Zam Kamil-PIETA MERAH PUTIH
Oil on canvas, 130 x 130 cm, 2009
Kemudian masing-masing seniman menggubah wacana tubuh tersebut menurut sudut pandang mereka. Multazam ‘Zam’ Kamil memaknai tubuh sebagai wahana relasi gagasan antar manusia. Ia mengangkat visual siluet tubuh yang menyatu dengan moment puitik keseharian manusia.
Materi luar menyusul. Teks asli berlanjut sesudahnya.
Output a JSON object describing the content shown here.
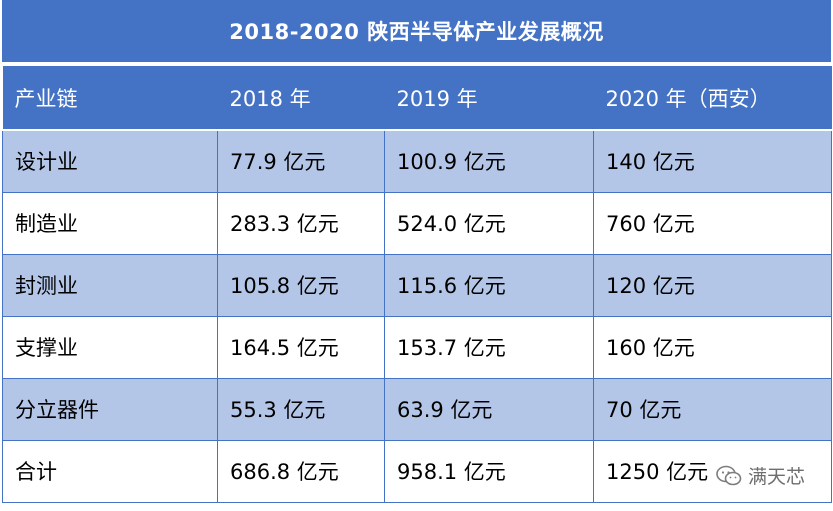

Bagi Zam Kamil, relasi gagasan antar manusia sangat mungkin terjadi dalam situasi apapun dan akan ‘saling menemukan’ sebagai manifestasi hukum alam. Ia bahkan mengejawantah dalam situasi yang penuh gejolak dan perbedaan sekalipun. Lihat saja karyanya yang bertajuk ‘Pieta Merah Putih’ dengan visual dua sosok siluet berwarna merah dan putih dimana siluet berwarna merah terlihat mendukung (memeluk) siluet putih yang hampir rebah. Rupanya Zam Kamil memahami perlu ‘keberanian’ luar biasa (dengan simbolisasi siluet berwarna merah) untuk mendukung dan menopang suatu gagasan besar, apapun bentuk dan ruang lingkupnya.

Moch Basori-ACROBAT
Oil on canvas, 100 x 120 cm, 2002

Moch Basori dalam karyanya bertajuk ‘Acrobat’ mengangkat tubuh yang mengada sebagai individu dengan segala kemungkinan-kemungkinannya. Berbanding terbalik dengan Nurul ‘Acil’ Hayat yang mengetengahkan tubuh-tubuh di dalam kelompok. Tubuh-tubuh maskulin dengan raut wajah tanpa ekspresi, telanjang bulat, berkepala plontos warna-warni. Segerombolan tubuh-tubuh itu selalu dalam pose-pose mengejar, melompat, merengkuh atau menggapai ‘sesuatu’ sebagai narasi visual atas hasrat manusia yang selalu ingin berkompetisi. Simak saja karya Acil bertajuk ‘Redirection’ dan ‘The Hunters’. Dua karya Acil tersebut rupanya mendapatkan perhatian lebih dari para ekspatriat dan wisatawan asing yang berkunjung. “Ada seniman lain yang menggunakan media kertas koran namun kurang detil sebagaimana Acil,” terang Desak Rai Darmayanti, manajer Gaya Fusion Art Space. “I like these art works,” kata Beatriz Mousinho dalam kesempatan berbeda.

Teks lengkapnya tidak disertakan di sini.